You wonder if you got a changling—somebody gutted the book and snuck a ringer between the covers. It only looks like the same book. How else to explain that your friend, whom you know to be intelligent and well-read, actually enjoyed this drivel? You smile weakly. Make some inane excuse for not having finished it and then resolve to go back and read the damn thing. You pick it up and look at it. You think that it’s only three hundred pages. You should be able to polish it off in a week at the most.
You open the pages and start again. This time you make it page fifty-three. The end of the longest five-page chapter you’ve ever slogged through. You sigh. There’s no way around it: You don’t like this book. The book everyone is reading and talking about. The one that is going to be made into a Hollywood movie and win an Academy Award. That book.
This is a dilemma. You know that in most cases the author has spent months, even years on the manuscript. Written and re-written it just to get it right. And something must be right about it because everyone you know seems to have read and enjoyed it.
You aren’t supposed to look a gift horse in the mouth—you didn’t pay for it, so you take what you’re given.
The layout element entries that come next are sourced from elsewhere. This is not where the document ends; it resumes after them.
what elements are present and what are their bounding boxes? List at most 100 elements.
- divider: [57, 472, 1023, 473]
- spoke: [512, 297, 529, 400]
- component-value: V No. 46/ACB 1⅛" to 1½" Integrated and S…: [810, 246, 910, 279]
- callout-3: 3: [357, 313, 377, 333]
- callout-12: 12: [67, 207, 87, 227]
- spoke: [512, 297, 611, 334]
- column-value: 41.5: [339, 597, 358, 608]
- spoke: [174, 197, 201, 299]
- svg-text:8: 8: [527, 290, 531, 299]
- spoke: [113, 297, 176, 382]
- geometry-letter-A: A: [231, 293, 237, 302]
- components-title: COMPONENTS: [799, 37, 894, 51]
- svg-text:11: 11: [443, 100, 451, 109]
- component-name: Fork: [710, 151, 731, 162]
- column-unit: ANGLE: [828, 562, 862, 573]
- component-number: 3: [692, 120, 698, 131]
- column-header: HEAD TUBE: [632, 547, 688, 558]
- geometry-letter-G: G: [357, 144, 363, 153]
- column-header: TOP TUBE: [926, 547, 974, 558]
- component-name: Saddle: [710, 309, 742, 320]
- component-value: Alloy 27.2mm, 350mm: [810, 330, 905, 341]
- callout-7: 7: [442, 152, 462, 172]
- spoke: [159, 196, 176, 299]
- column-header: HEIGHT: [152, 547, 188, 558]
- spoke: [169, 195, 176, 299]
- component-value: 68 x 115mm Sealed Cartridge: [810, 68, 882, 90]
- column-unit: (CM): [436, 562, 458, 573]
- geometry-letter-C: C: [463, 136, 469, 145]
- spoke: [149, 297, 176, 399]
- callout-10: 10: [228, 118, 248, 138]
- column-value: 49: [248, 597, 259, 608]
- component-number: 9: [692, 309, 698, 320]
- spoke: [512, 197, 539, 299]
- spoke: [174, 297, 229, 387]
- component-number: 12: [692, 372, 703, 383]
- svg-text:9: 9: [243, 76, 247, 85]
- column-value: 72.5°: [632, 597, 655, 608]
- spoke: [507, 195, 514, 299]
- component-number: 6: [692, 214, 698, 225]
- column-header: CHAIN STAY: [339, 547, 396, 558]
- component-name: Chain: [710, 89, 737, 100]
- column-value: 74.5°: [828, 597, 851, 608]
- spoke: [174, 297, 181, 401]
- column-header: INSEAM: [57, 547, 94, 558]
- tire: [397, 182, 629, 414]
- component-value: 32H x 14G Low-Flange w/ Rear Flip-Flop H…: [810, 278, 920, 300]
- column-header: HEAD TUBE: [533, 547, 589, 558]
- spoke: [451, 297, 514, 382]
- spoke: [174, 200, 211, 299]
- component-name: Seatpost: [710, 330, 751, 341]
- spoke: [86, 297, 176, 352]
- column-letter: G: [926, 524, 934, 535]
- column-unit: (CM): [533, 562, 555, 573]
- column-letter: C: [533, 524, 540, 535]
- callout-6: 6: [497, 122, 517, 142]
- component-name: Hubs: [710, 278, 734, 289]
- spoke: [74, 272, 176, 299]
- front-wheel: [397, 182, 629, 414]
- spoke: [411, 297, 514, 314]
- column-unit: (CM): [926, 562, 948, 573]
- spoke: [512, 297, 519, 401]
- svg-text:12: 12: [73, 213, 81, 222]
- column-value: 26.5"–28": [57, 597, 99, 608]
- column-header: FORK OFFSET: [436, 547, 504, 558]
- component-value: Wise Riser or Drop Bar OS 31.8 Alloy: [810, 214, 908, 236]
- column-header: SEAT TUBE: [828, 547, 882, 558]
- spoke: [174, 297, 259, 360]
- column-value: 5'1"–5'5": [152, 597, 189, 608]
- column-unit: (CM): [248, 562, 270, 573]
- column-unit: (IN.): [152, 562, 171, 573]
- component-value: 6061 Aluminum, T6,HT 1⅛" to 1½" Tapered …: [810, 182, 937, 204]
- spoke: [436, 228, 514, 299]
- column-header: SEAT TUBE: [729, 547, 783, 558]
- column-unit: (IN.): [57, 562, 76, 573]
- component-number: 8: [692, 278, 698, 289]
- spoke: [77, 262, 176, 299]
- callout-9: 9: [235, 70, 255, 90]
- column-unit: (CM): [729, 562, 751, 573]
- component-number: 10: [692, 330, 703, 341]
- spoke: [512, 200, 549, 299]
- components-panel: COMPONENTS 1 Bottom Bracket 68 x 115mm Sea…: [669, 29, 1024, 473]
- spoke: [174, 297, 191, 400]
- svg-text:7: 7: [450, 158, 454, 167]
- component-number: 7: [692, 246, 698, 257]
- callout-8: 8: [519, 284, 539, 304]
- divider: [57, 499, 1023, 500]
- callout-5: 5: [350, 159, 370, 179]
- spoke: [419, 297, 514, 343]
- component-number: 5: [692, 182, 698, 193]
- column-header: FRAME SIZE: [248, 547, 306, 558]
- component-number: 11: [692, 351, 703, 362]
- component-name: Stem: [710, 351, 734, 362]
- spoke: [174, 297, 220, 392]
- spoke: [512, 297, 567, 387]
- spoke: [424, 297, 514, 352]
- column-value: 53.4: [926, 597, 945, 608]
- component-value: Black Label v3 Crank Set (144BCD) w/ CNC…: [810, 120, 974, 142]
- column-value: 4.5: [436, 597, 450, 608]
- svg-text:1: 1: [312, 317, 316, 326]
What about gift books? When can you give up on a book and tell yourself that you gave it a fair try? One chapter in? You make several attempts to read the book out of a sense of obligation to the gifter or the author. You suspect it’s your lack of sophistication or literary understanding that is a major contributor to your indifference. But you don’t finish it.
And what do you tell the gifter? The person who hoped this would strengthen the bond of understanding between the two of you? Thanks for a rotten read? Nice cover, clichéd words? Another stinker from Joe Blow who hasn’t written an original word in twenty years?
There’s no easy way around it. You have to smile sheepishly, admit that you’re behind in your reading and you’ve put it at the top of the pile. Then you quietly donate it the library for the book sale.